Where X stands for the sum of fractional weighting (FW) of 3ts implied by a character compatible with a given tree; n is the sum of FW of all 3ts obtained from the character. In each pairwise tree comparison, strict consensus trees were used to summarize congruence between results of an individual analysis (on a single matrix of 100 characters). See Grand et al. (2013) for a more detailed explanation. A strict consensus tree was built whenever analysis of a matrix produced more than one tree.

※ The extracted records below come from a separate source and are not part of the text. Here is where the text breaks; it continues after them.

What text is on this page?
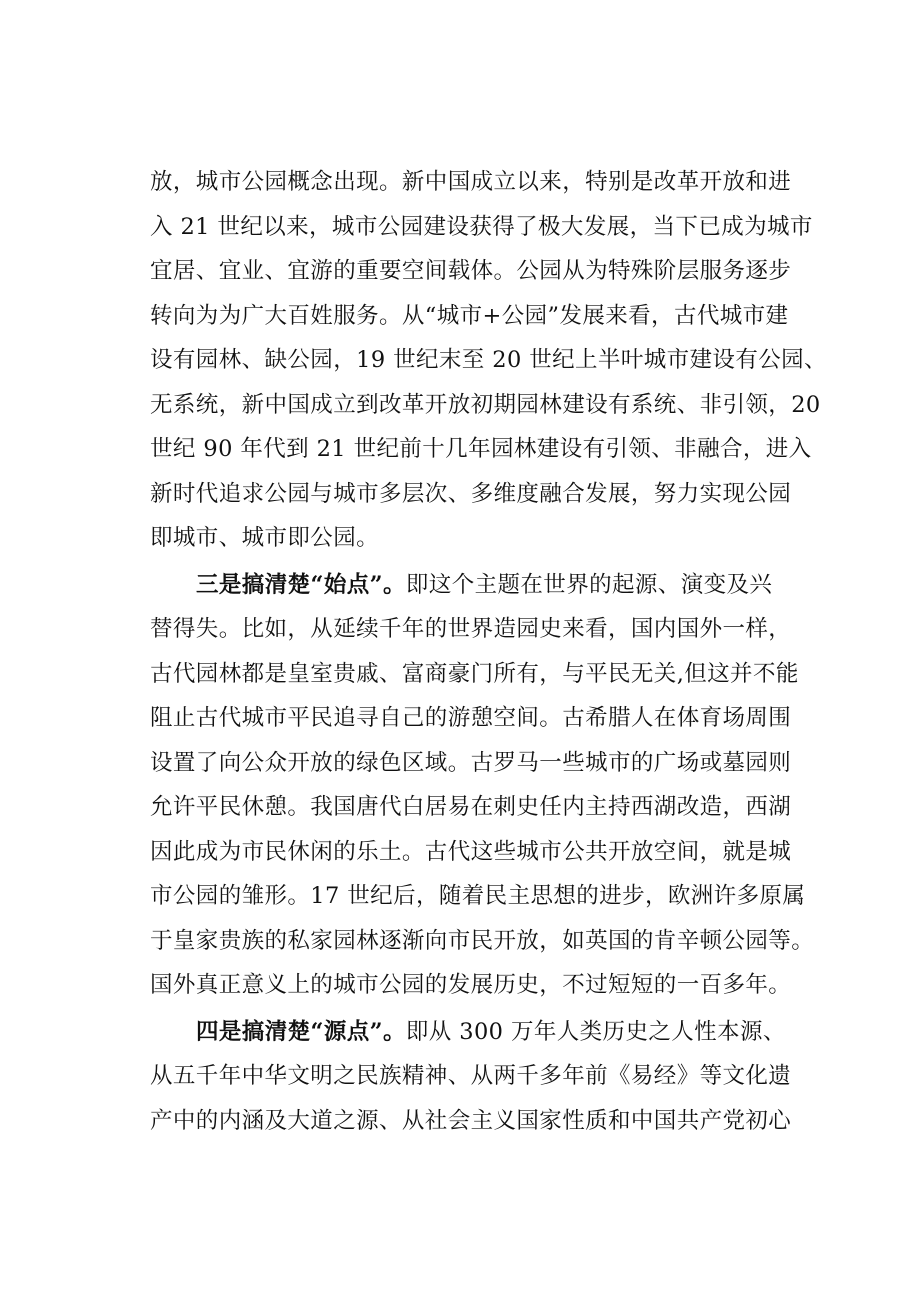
放，城市公园概念出现。新中国成立以来，特别是改革开放和进
入 21 世纪以来，城市公园建设获得了极大发展，当下已成为城市
宜居、宜业、宜游的重要空间载体。公园从为特殊阶层服务逐步
转向为为广大百姓服务。从“城市+公园”发展来看，古代城市建
设有园林、缺公园，19 世纪末至 20 世纪上半叶城市建设有公园、
无系统，新中国成立到改革开放初期园林建设有系统、非引领，20
世纪 90 年代到 21 世纪前十几年园林建设有引领、非融合，进入
新时代追求公园与城市多层次、多维度融合发展，努力实现公园
即城市、城市即公园。
三是搞清楚“始点”。即这个主题在世界的起源、演变及兴
替得失。比如，从延续千年的世界造园史来看，国内国外一样，
古代园林都是皇室贵戚、富商豪门所有，与平民无关,但这并不能
阻止古代城市平民追寻自己的游憩空间。古希腊人在体育场周围
设置了向公众开放的绿色区域。古罗马一些城市的广场或墓园则
允许平民休憩。我国唐代白居易在刺史任内主持西湖改造，西湖
因此成为市民休闲的乐土。古代这些城市公共开放空间，就是城
市公园的雏形。17 世纪后，随着民主思想的进步，欧洲许多原属
于皇家贵族的私家园林逐渐向市民开放，如英国的肯辛顿公园等。
国外真正意义上的城市公园的发展历史，不过短短的一百多年。
四是搞清楚“源点”。即从 300 万年人类历史之人性本源、
从五千年中华文明之民族精神、从两千多年前《易经》等文化遗
产中的内涵及大道之源、从社会主义国家性质和中国共产党初心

Our results are presented without mention of the number of optimal trees because the resolving power and artefactual resolution are the direct expression of data congruence and of the ratio homology/homoplasy, and that the ITRI expresses it well. Generally, a strict consensus tree of a thousand trees will show lower resolving power and artefactual resolution than a consensus of ten trees, because of data ambivalence. But there is always the possibility that an analysis will result in one false tree versus another analysis with one hundred slightly better trees. Kearney (2002) argued that ‘resolution of relationships is obviously a goal of phylogenetic analysis’, but her results show that phylogenetic performance cannot be measured by the number of trees. To avoid confusion with artefactual resolution, we complete her sentence by stating that it is *correct* resolution which is a goal of phylogenetic analysis. We think it is a necessary adjunction to remove the ambiguity between resolution and number of trees. Correct resolution does not display a simple relationship with the number of optimal trees.

#####
*Testing the results*

Each consensus tree summarizing a phylogenetic analysis is compared with the reference tree using the ITRI to assess resolving power and artefactual resolution yielded by each method, each set of outgroup branch length, and each topology. Resolving power is calculated as the proportion of FW for 3ts of the reference tree that are also present in the consensus tree, and can be understood as the proportion of ‘true information’ the analysis has retrieved. Artefactual resolution is calculated as the proportion of FW for 3ts of the consensus tree obtained from an analysis that is not present in the reference tree, and this represents artefactual resolution yielded by the analysis. We calculated means of ITRI (*i.e.*, we got a mean value for resolving power artefactual resolution on each reference topology). The statistical significance of differences in resolving power and artefactual resolution of the various methods of analysis was tested with the Wilcoxon signed-rank test (for paired samples) to compare means of ITRI, because there was no sample with normal distribution (Shapiro-Wilk test) and homoscedasticity of variances (Fisher test). Differences in topologies and branch lengths were tested using a Mann-Whitney test, and linear regressions were performed to test tendencies were the external/internal branch length ratio varies, as in trees D, E, F and G (Fig. 5). Because many comparisons were made, we use the false discovery rate procedure (Benjamini and Hochberg, 1995) to assess the statistical significance of the differences in performance.